You're the writer of a terrible video game. Can you save it?

César Astudillo, creative commons image : https://creativecommons.org/licenses/by-nc/2.0/

You're the writer of the latest game in a once popular, lucrative game franchise called Shattergate. You've never actually played any of the Shattergate games, granted, but somehow you're writing it anyway. And you're so screwed.

That's the premise behind an interactive fiction game called The Writer Will Do Something, which begins at a Monday morning meeting that's about to get ugly. Your team is six months away from shipping the finished product, and you've just heard the first reactions to the game from outside consultants: it's "unambiguously catastrophic."

It's ok, though, because the writer will do something to fix it. Oh wait, you're the writer. Fuck.

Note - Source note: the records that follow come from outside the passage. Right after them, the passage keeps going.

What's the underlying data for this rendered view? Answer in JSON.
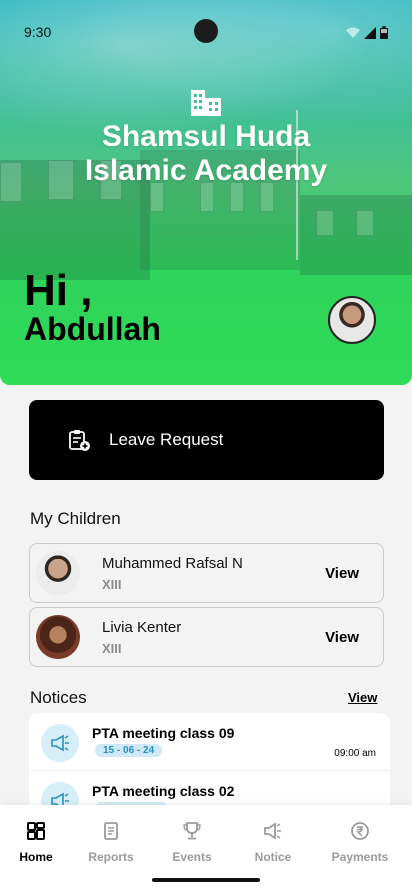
{
  "status_bar": {
    "time": "9:30"
  },
  "header": {
    "school_name_line1": "Shamsul Huda",
    "school_name_line2": "Islamic Academy",
    "greeting": "Hi ,",
    "user_name": "Abdullah",
    "school_icon": "building-icon",
    "theme_color": "#2fdb57"
  },
  "leave_request": {
    "label": "Leave Request",
    "icon": "clipboard-add-icon"
  },
  "children": {
    "title": "My Children",
    "items": [
      {
        "name": "Muhammed Rafsal N",
        "class": "XIII",
        "action": "View"
      },
      {
        "name": "Livia Kenter",
        "class": "XIII",
        "action": "View"
      }
    ]
  },
  "notices": {
    "title": "Notices",
    "view_label": "View",
    "items": [
      {
        "title": "PTA meeting class 09",
        "date": "15 - 06 - 24",
        "time": "09:00 am",
        "icon": "megaphone-icon"
      },
      {
        "title": "PTA meeting class 02",
        "date": "",
        "time": "",
        "icon": "megaphone-icon"
      }
    ]
  },
  "bottom_nav": {
    "items": [
      {
        "label": "Home",
        "icon": "grid-icon",
        "active": true
      },
      {
        "label": "Reports",
        "icon": "document-icon",
        "active": false
      },
      {
        "label": "Events",
        "icon": "trophy-icon",
        "active": false
      },
      {
        "label": "Notice",
        "icon": "megaphone-icon",
        "active": false
      },
      {
        "label": "Payments",
        "icon": "rupee-icon",
        "active": false
      }
    ]
  }
}
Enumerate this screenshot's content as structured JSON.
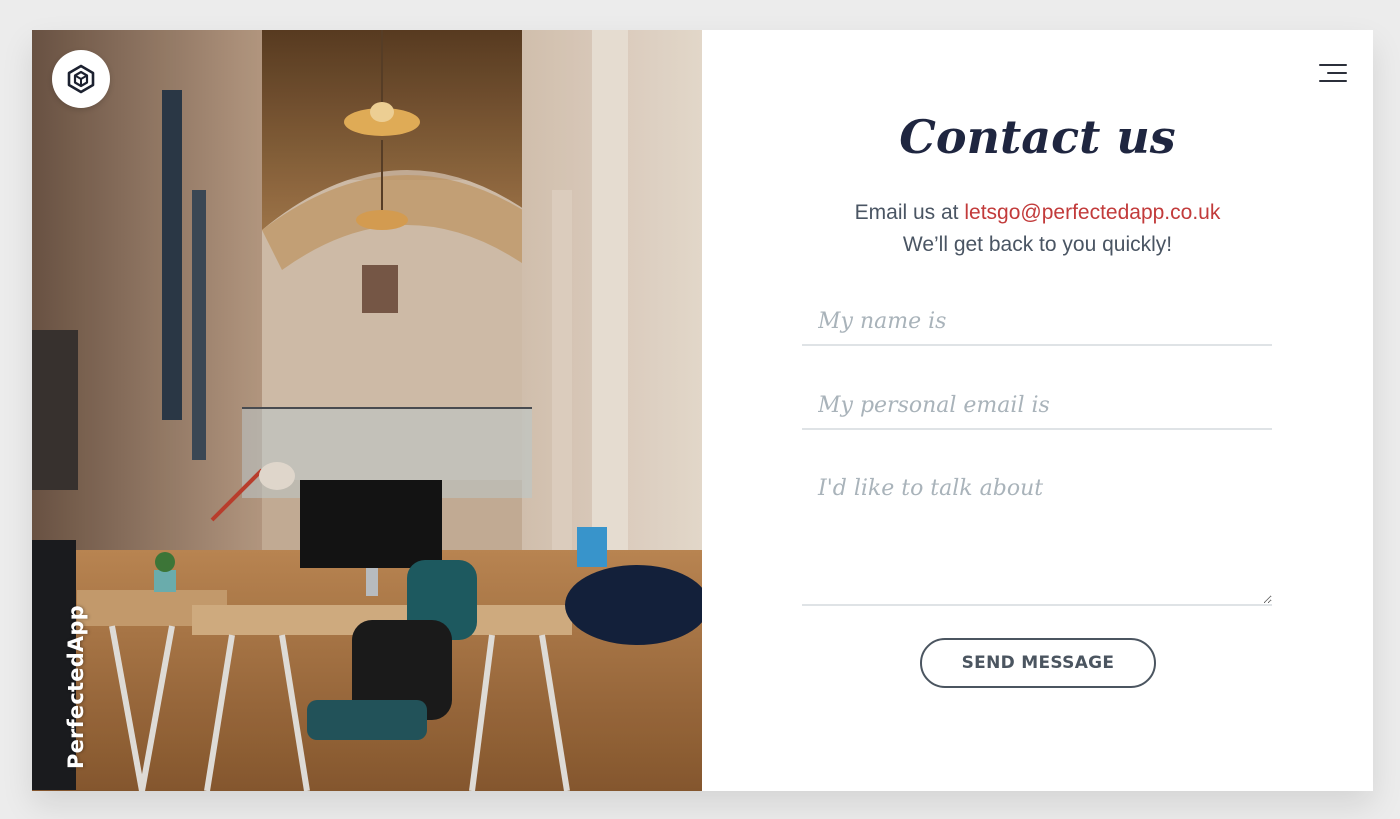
{
  "brand": {
    "name": "PerfectedApp",
    "logo_icon": "hexagon-cube-icon"
  },
  "header": {
    "menu_icon": "hamburger-menu-icon"
  },
  "contact": {
    "title": "Contact us",
    "intro_prefix": "Email us at",
    "email": "letsgo@perfectedapp.co.uk",
    "intro_line2": "We’ll get back to you quickly!"
  },
  "form": {
    "name_placeholder": "My name is",
    "email_placeholder": "My personal email is",
    "message_placeholder": "I'd like to talk about",
    "submit_label": "SEND MESSAGE"
  },
  "colors": {
    "accent": "#c23b3b",
    "title": "#1f2640",
    "text": "#4a5563",
    "placeholder": "#a9b3ba",
    "background": "#ececec"
  }
}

Created by Matthew S. Burns, The Writer Will Do Something peeks behind the curtain of game development at a nightmarish time in what many video game fans would consider a "dream job." Thanks to the limitations of time, money, bureaucracy and the decisions you've has already made, it seems like there's no way to turn this heavy, lumbering ship around before it crashes on the rocks.

Or can you? Do you tell the truth when the creative director asks you what's wrong with the game? Or should you try to keep your head down and keep your job? Either way, you'd better hurry—the game's shipping in six months and you're so, so screwed.